Memorial Sloan Kettering is also conducting a single center, open-phase 1/2 study (NCT02414269) of intrapleurally administered CAR T cells in patients with pretreated mesothelioma, lung cancer, or breast cancer.64 These icasM28z CAR T cells use a 2nd generation CD28-costimulated fully human anti-mesothelin CAR with an inducible caspase-9 safety gene. A subset of patients treated with CAR T cells who received pembrolizumab off protocol showed anti-tumor responses. CAR T cells were detected in the blood of 13 of the 14 patients. Overall, intrapleural administration of MSLN-targeted CAR T cells was found to be safe and persistent.

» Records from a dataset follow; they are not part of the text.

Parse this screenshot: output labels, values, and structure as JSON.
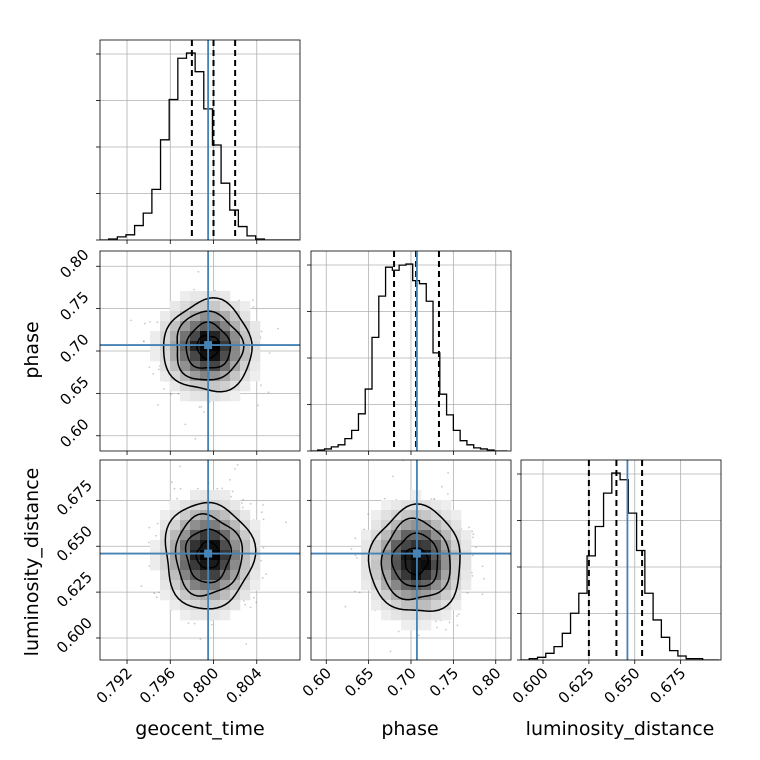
{
  "chart_data": {
    "type": "corner",
    "grid": true,
    "truth_color": "#4682b4",
    "parameters": [
      {
        "name": "geocent_time",
        "truth": 0.7995,
        "quantiles": [
          0.798,
          0.8,
          0.802
        ],
        "range": [
          0.7895,
          0.808
        ],
        "ticks": [
          0.792,
          0.796,
          0.8,
          0.804
        ],
        "tick_labels": [
          "0.792",
          "0.796",
          "0.800",
          "0.804"
        ]
      },
      {
        "name": "phase",
        "truth": 0.707,
        "quantiles": [
          0.68,
          0.706,
          0.733
        ],
        "range": [
          0.582,
          0.818
        ],
        "ticks": [
          0.6,
          0.65,
          0.7,
          0.75,
          0.8
        ],
        "tick_labels": [
          "0.60",
          "0.65",
          "0.70",
          "0.75",
          "0.80"
        ]
      },
      {
        "name": "luminosity_distance",
        "truth": 0.646,
        "quantiles": [
          0.625,
          0.64,
          0.654
        ],
        "range": [
          0.588,
          0.697
        ],
        "ticks": [
          0.6,
          0.625,
          0.65,
          0.675
        ],
        "tick_labels": [
          "0.600",
          "0.625",
          "0.650",
          "0.675"
        ]
      }
    ],
    "histograms": [
      {
        "parameter": "geocent_time",
        "bins": [
          0.7895,
          0.7903,
          0.7911,
          0.7919,
          0.7927,
          0.7935,
          0.7943,
          0.7951,
          0.7959,
          0.7967,
          0.7975,
          0.7983,
          0.7991,
          0.7999,
          0.8007,
          0.8015,
          0.8023,
          0.8031,
          0.8039,
          0.8047,
          0.8055,
          0.8063,
          0.8071,
          0.8079
        ],
        "counts": [
          0,
          1,
          3,
          5,
          14,
          26,
          49,
          97,
          136,
          176,
          181,
          163,
          127,
          92,
          55,
          29,
          13,
          4,
          1,
          0,
          0,
          0,
          0
        ]
      },
      {
        "parameter": "phase",
        "bins": [
          0.582,
          0.59,
          0.598,
          0.606,
          0.614,
          0.622,
          0.63,
          0.638,
          0.646,
          0.654,
          0.662,
          0.67,
          0.678,
          0.686,
          0.694,
          0.702,
          0.71,
          0.718,
          0.726,
          0.734,
          0.742,
          0.75,
          0.758,
          0.766,
          0.774,
          0.782,
          0.79,
          0.798,
          0.806,
          0.814
        ],
        "counts": [
          0,
          1,
          2,
          4,
          6,
          12,
          20,
          36,
          60,
          110,
          150,
          178,
          175,
          180,
          181,
          165,
          162,
          145,
          95,
          55,
          35,
          20,
          10,
          6,
          3,
          2,
          1,
          0,
          0
        ]
      },
      {
        "parameter": "luminosity_distance",
        "bins": [
          0.588,
          0.5925,
          0.597,
          0.6015,
          0.606,
          0.6105,
          0.615,
          0.6195,
          0.624,
          0.6285,
          0.633,
          0.6375,
          0.642,
          0.6465,
          0.651,
          0.6555,
          0.66,
          0.6645,
          0.669,
          0.6735,
          0.678,
          0.6825,
          0.687,
          0.6915,
          0.696
        ],
        "counts": [
          0,
          1,
          2,
          5,
          10,
          20,
          35,
          50,
          78,
          100,
          125,
          140,
          135,
          110,
          82,
          50,
          30,
          17,
          7,
          3,
          1,
          1,
          0,
          0
        ]
      }
    ],
    "joint_2d": [
      {
        "x": "geocent_time",
        "y": "phase",
        "mean": [
          0.7995,
          0.705
        ],
        "sigma": [
          0.00205,
          0.027
        ]
      },
      {
        "x": "geocent_time",
        "y": "luminosity_distance",
        "mean": [
          0.7995,
          0.645
        ],
        "sigma": [
          0.00205,
          0.0145
        ]
      },
      {
        "x": "phase",
        "y": "luminosity_distance",
        "mean": [
          0.706,
          0.642
        ],
        "sigma": [
          0.027,
          0.0145
        ]
      }
    ],
    "contour_levels": [
      0.118,
      0.393,
      0.675,
      0.864
    ],
    "labels": {
      "x": [
        "geocent_time",
        "phase",
        "luminosity_distance"
      ],
      "y": [
        "phase",
        "luminosity_distance"
      ]
    }
  }
}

T cell receptor fusion constructs (TRuCs) fuse the antigen-specific scFv to the N-terminus of the CD3e T-cell receptor (TCR) subunit, allowing them to be integrated directly into the endogenous T cell receptor complex.65 This will presumably allow a more broad and controlled T cell response by utilizing all the TCR subunits. TC-210 is a intravenously administered mesothelin-specific TRuC that has been reported to have anti-tumor activity in animal models of lung, ovarian and mesothelioma cancers.66 A phase 1 study (NCT03907852) is currently recruiting pretreated patients with pleural or peritoneal mesothelioma, serous ovarian adenocarcinoma, cholangiocarcinomas, or nonsquamous non-small cell lung cancer (NSCLC).

FUTURE OUTLOOK

Although multiple randomized phase 2 and 3 trials of novel anticancer agents for mesothelioma have been disappointing, the recent approval of nivolumab plus ipilimumab for first line treatment of advanced mesothelioma, the first FDA approval since pemetrexed and cisplatin in 2004, is exciting news. It represents an important advance for treatment of this disease. However, even with this therapy, the median overall survival of patients with unresectable disease is only 18 months. Clearly, we need to develop better therapeutics to make a meaningful difference in the lives of these patients. Several studies are ongoing and if positive, will further improve treatment options for patients with mesothelioma. The results of immune checkpoint inhibitors with chemotherapy such as Beat-meso, IND.227, and the DREAM3R phase 3 trials are important studies whose results are eagerly awaited.

Mesothelin-targeted therapies have also rapidly progressed in recent years, with multiple trials conducted using antibody-drug conjugates, radioimmunoconjugates, T cell engagers, immunotoxins, and adoptive cellular therapies. Although many of these studies have been negative thus far, anti-mesothelin adoptive cellular therapy in mesothelioma has the potential to generate a targeted, persistent, and durable anti-tumor immune response alone or in combination with immune checkpoint inhibitors.

In summary, the future outlook for patients with mesothelioma is promising. There have been many advancements in the treatment of advanced mesothelioma which offers patients more treatment options beyond standard chemotherapy and opportunities to achieve better outcomes. Other therapies besides immune checkpoint inhibitors and mesothelin targeted agents are also encouraging and could lead to new options for this disease.

Acknowledgments:

This research was supported by the Intramural Research Program of the NIH, National Cancer Institute, Center for Cancer Research (Z01-BC-006150) given to RH.

Footnotes

Conflict of interest:

RH has funding for conduct of clinical trials via a cooperative research and development agreement between NCI and Bayer AG and TCR2 Therapeutics. Other authors do not have any conflict of interests.